The death of beloved endangered humpback whale “Fran” last month in Half Moon Bay after being struck by a ship was a sad reckoning for not only her fans but for marine scientists who have seen a startling uptick in whale deaths over the last decade.

Now Bay Area scientists have announced a collaboration with Whale Safe, a technology-based mapping and analysis system to help prevent whale-ship collisions in an effort to protect these enormous denizens of the deep.

The collaboration announced Wednesday is being spearheaded by the Marine Mammal Center, headquartered in Marin County, and the Benioff Ocean Science Laboratory at University of California Santa Barbara.

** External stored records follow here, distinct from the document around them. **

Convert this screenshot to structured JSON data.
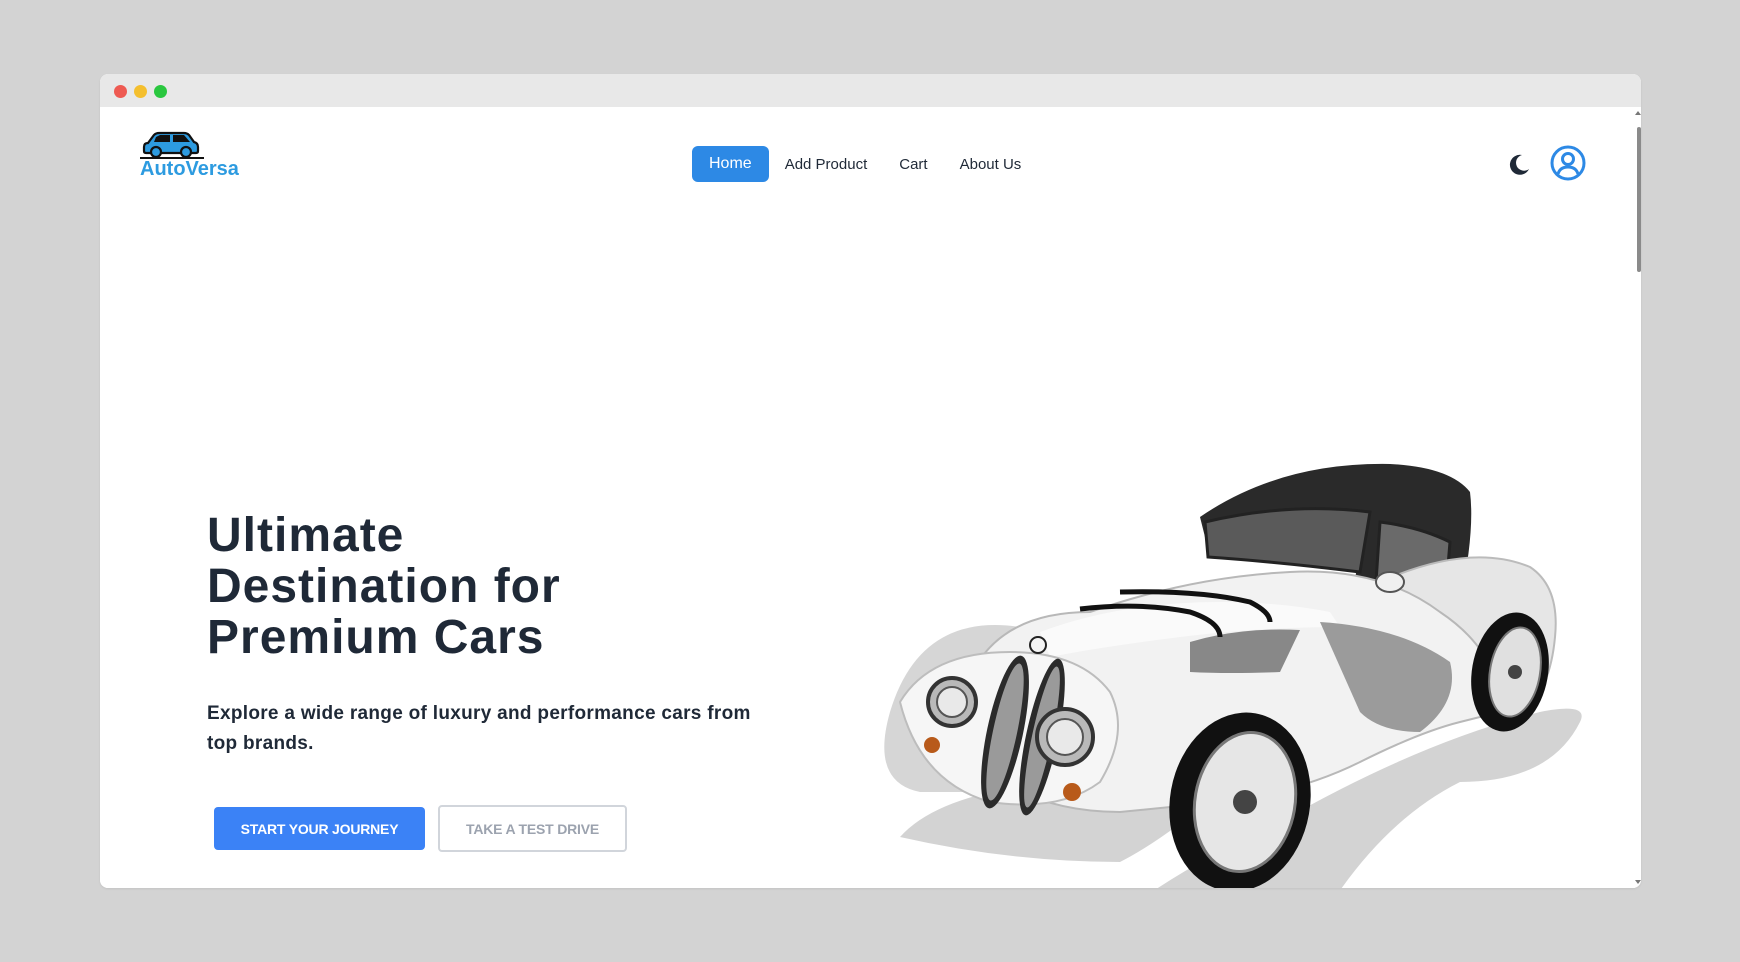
{
  "brand": {
    "name": "AutoVersa",
    "color": "#2d9be0",
    "icon": "car-logo-icon"
  },
  "nav": {
    "items": [
      {
        "label": "Home",
        "active": true
      },
      {
        "label": "Add Product",
        "active": false
      },
      {
        "label": "Cart",
        "active": false
      },
      {
        "label": "About Us",
        "active": false
      }
    ],
    "active_color": "#2d89e5"
  },
  "header_icons": {
    "theme_toggle": "moon-icon",
    "profile": "user-circle-icon"
  },
  "hero": {
    "title": "Ultimate Destination for Premium Cars",
    "subtitle": "Explore a wide range of luxury and performance cars from top brands.",
    "primary_button": "START YOUR JOURNEY",
    "secondary_button": "TAKE A TEST DRIVE",
    "image": "vintage-roadster-car-illustration"
  },
  "colors": {
    "primary": "#3b82f6",
    "text": "#1f2937",
    "muted": "#9ca3af"
  }
}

“Whale Safe is on a mission to help save the incredible mammals who have ruled the oceans for tens of millions of years,” Marc Benioff, chair and co-CEO of Salesforce, said in a statement. “Whale-ship collisions continue to be the leading cause of death for endangered whales.”

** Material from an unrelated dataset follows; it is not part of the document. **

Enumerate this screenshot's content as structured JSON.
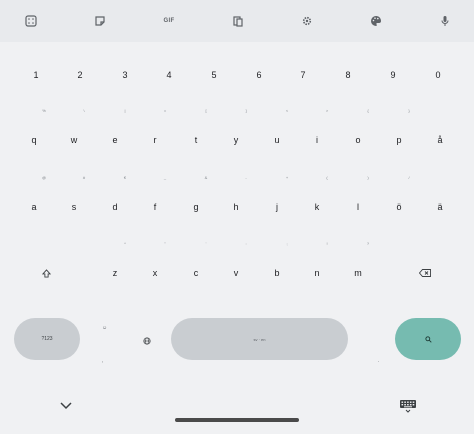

“Whales … do not deserve to be roadkill at sea. This is an avoidable problem.”

Dr. Douglas McCauley, Benioff Ocean Science Laboratory

Benioff said that fatalities decline after implementing technology and alert systems that allow shipping companies and vessel captains to go online to detect whale presence in the coastal waters of Northern California.

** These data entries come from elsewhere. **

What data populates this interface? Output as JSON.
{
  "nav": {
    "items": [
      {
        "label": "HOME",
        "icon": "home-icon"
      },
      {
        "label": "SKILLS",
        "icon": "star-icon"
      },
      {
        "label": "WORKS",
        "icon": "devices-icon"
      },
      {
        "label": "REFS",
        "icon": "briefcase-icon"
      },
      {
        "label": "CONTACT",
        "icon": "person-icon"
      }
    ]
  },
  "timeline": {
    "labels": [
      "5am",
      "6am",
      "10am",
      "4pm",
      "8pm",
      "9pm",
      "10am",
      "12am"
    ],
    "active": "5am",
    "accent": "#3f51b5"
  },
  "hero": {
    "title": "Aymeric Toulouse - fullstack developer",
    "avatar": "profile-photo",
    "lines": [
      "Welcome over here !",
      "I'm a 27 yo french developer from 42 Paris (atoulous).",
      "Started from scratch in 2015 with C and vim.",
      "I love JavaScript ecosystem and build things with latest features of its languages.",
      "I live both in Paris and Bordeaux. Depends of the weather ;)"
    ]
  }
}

Whale Safe uses an artificial intelligence acoustic monitoring system, big data models and direct whale sightings recorded by trained observers. The data is synthesized into a “whale presence rating,” which ranges from low to very high whale activity. This tells ship captains when to slow down, which scientists say is the most effective measure to “drastically” reduce the number of deadly ship strikes.

According to the Marine Mammal Center, more than 50 percent of all container ships coming to and from the U.S. Pass through West Coast ports. Gray, humpback, blue, and fin whales migrate and feed in areas that overlap shipping routes. Scientists estimate that over 80 endangered whales die by being struck by ships each year.

Only between 5 and 17 percent of dead whale carcasses are discovered, a fraction of the total number that die each year, according to the Marine Mammal Center.

“Whales are animals of such great beauty, ecological importance and antiquity,” said Dr. Douglas McCauley, director of the Benioff Ocean Science Laboratory. “They do not deserve to be roadkill at sea. This is an avoidable problem.”